Он читал как с листа. В высшей степени свободно, естественно. Но я-то потом, после записи, увидел, что текст был отработан до запятой – расписан, как ноты! У актеров его поколения (и старше) была своя методика работы с текстом, у каждого – свои закорючки, чтобы размечать текст. Мы приглашали, например, Михаила Царева почитать Тютчева, или Тургенева, или А.К. Толстого. А он просил прислать ему за неделю до записи тексты. Всякий раз. Он знал эти стихи наизусть, читал многажды, перепробовал, кажется, все варианты! Стихотворений могло быть всего четыре или пять.
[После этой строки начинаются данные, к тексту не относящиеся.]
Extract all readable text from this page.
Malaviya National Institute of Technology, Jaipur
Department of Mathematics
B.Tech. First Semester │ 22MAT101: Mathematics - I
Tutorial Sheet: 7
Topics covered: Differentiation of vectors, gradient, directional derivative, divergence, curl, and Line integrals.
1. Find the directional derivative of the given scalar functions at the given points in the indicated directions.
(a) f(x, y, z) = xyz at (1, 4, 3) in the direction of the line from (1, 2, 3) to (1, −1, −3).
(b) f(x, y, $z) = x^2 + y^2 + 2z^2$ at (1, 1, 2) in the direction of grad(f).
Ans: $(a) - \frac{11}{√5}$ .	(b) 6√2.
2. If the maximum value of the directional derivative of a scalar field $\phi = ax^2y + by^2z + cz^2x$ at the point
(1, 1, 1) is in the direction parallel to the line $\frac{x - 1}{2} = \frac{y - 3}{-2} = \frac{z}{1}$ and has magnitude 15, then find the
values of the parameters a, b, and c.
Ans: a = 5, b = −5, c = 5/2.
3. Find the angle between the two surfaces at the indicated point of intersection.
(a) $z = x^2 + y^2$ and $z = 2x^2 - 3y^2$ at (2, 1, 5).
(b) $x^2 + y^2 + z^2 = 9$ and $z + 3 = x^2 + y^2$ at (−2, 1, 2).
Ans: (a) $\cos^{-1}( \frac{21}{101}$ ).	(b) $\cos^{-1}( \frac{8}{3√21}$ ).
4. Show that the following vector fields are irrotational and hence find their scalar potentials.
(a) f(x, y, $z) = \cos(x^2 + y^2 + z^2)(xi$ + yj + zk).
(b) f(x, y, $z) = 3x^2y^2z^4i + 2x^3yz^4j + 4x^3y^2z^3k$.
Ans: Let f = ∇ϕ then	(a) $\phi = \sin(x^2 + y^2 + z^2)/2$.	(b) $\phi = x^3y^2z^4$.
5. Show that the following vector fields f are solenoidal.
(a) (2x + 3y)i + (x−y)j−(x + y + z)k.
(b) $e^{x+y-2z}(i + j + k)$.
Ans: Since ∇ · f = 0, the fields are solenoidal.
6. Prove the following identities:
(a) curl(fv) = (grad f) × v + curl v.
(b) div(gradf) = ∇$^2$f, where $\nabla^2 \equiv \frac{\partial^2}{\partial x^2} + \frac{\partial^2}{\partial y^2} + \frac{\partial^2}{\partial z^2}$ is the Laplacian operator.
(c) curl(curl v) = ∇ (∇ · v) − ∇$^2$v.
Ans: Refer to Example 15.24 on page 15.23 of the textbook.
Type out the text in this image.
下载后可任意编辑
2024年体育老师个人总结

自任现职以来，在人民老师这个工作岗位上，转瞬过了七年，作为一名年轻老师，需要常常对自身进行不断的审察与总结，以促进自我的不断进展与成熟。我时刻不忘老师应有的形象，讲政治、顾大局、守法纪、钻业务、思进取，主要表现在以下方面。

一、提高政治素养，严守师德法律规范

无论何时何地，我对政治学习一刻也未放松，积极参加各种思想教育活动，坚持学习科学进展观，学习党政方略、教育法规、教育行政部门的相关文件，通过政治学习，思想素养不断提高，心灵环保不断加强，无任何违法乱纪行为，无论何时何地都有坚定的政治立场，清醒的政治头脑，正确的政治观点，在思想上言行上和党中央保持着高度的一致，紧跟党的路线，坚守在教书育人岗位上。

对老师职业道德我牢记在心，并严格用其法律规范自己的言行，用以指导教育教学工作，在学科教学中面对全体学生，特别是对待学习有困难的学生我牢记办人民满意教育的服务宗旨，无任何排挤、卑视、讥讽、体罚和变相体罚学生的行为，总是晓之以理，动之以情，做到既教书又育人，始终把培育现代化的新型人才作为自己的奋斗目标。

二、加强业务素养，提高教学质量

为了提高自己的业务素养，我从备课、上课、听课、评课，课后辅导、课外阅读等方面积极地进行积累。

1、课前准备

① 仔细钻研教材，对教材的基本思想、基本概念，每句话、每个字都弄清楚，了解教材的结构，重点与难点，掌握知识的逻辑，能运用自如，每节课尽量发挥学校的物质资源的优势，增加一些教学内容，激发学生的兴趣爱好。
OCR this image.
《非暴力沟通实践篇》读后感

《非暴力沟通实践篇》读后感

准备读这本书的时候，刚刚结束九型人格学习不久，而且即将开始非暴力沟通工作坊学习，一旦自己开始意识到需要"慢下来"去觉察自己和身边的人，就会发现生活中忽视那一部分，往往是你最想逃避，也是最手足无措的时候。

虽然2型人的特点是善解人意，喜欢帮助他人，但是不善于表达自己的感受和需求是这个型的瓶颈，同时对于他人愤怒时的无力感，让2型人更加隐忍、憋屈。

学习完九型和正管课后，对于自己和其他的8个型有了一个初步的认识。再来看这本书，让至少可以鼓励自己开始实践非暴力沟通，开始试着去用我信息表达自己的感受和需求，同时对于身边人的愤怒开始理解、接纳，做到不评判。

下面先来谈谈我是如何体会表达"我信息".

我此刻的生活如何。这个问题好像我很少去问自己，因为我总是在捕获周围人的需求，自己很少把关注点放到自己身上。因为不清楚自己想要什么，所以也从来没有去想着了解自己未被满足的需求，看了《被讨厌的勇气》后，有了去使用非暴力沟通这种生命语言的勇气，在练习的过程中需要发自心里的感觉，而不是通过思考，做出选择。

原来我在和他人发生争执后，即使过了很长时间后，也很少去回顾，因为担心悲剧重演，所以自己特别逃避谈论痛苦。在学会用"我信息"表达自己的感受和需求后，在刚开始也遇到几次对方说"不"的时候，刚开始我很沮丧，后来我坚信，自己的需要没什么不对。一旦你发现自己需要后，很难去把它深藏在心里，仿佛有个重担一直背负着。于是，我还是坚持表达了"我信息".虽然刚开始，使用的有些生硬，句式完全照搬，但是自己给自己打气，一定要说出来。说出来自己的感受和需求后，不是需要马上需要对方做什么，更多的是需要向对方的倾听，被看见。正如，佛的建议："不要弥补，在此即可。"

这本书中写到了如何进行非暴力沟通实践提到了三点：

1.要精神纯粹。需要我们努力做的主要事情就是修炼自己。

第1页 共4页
Но он вежливо просил тексты все же прислать и являлся на запись с разрисованными страничками. Поэтому мы работали тогда быстро. Но не торопливо, без суеты. После записи никто никуда не спешил, всем хотелось послушать и обсудить, что получилось – и получилось ли. Тот же Царев, к ужасу операторов, иногда сам предлагал: «А давайте-ка я вам еще вариантик запишу, а вы потом выберете…» Ну а уж когда пошел такой мощный пласт запрещенной литературы, отношение актеров к радиозаписям стало особенно трепетным – и очень «рабочим».
В тот раз с О.И. было точно так же. Запись получилась напряженно-прекрасной, от О.И. исходила очень мощная энергетическая волна. Борисов, конечно, умел воздействовать на людей. Мне признавались в этом и наши сценаристы, и редакторы, и техники. Все подбирались в его присутствии. У каждого из актеров, приходивших на улицу Качалова, была своя манера держаться, общаться: многие становились демократичнее, веселее, кто-то даже фривольнее. Но все – лучше, чем «на воле». Все знали, что ДЗЗ – это другая жизнь, и жизнь прекрасная, что они могут никогда не получить в театре или в кино тот материал, какой получат у нас. Это было одно из немногих мест в Москве, где гармонично соединялись люди несоединимые. И где люди менялись к лучшему. Они могли работать в одном театре – и не общаться, могли работать в театрах, которые враждовали или соперничали друг с другом, но в ДЗЗ они объединялись. В ДЗЗ снимались с повестки дня все цеховые проблемы.
…После записи Солженицына нам жалко было расставаться. Так неожиданно быстро все произошло и кончилось. И что – и всё? Спасибо – до свиданья? О.И. задержался, мы еще побродили по нашему роскошному «сталинскому» фойе. Он был немногословен. Я – тоже, хотя и боялся упустить момент. Потом полуспросил: «Надо бы еще встретиться… Все-таки такая литература повалила… Над чем бы вы хотели поработать?» И вдруг он сказал: «Мережковский».
Это было очень странно. Только-только стали выходить его первые книги, журнальные публикации, еще без комментариев. Но с образом поклонника Мережковского О.И. у меня никак не вязался. «А что – Мережковского?» – «Христос и Антихрист». Я уже видел вроде бы книги», – сказал он и улыбнулся. Потом я понял, почему улыбнулся. Он говорил о плохоньком издании, на газетной бумаге. Многим оно было в новинку, а ему-то нет. Потом выяснилось, что Мережковский – один из его любимых писателей, что практически весь он у него есть, в старых изданиях, и знает О.И. его давно и прекрасно – чуть ли не с детства. С какого детства?! Как это могло быть?! И тут я услышал вдохновенный монолог Борисова о Мережковском и… о своей учительнице русского языка, которая даже в те годы, когда эта литература была запрещена, замечательно о ней своим ученикам рассказывала. О.И. становился просто другим человеком, говоря о ней и о Мережковском. «Вообще все с нее пошло, – признался он. – Вся моя любовь к Гоголю, Мережковскому, Достоевскому…»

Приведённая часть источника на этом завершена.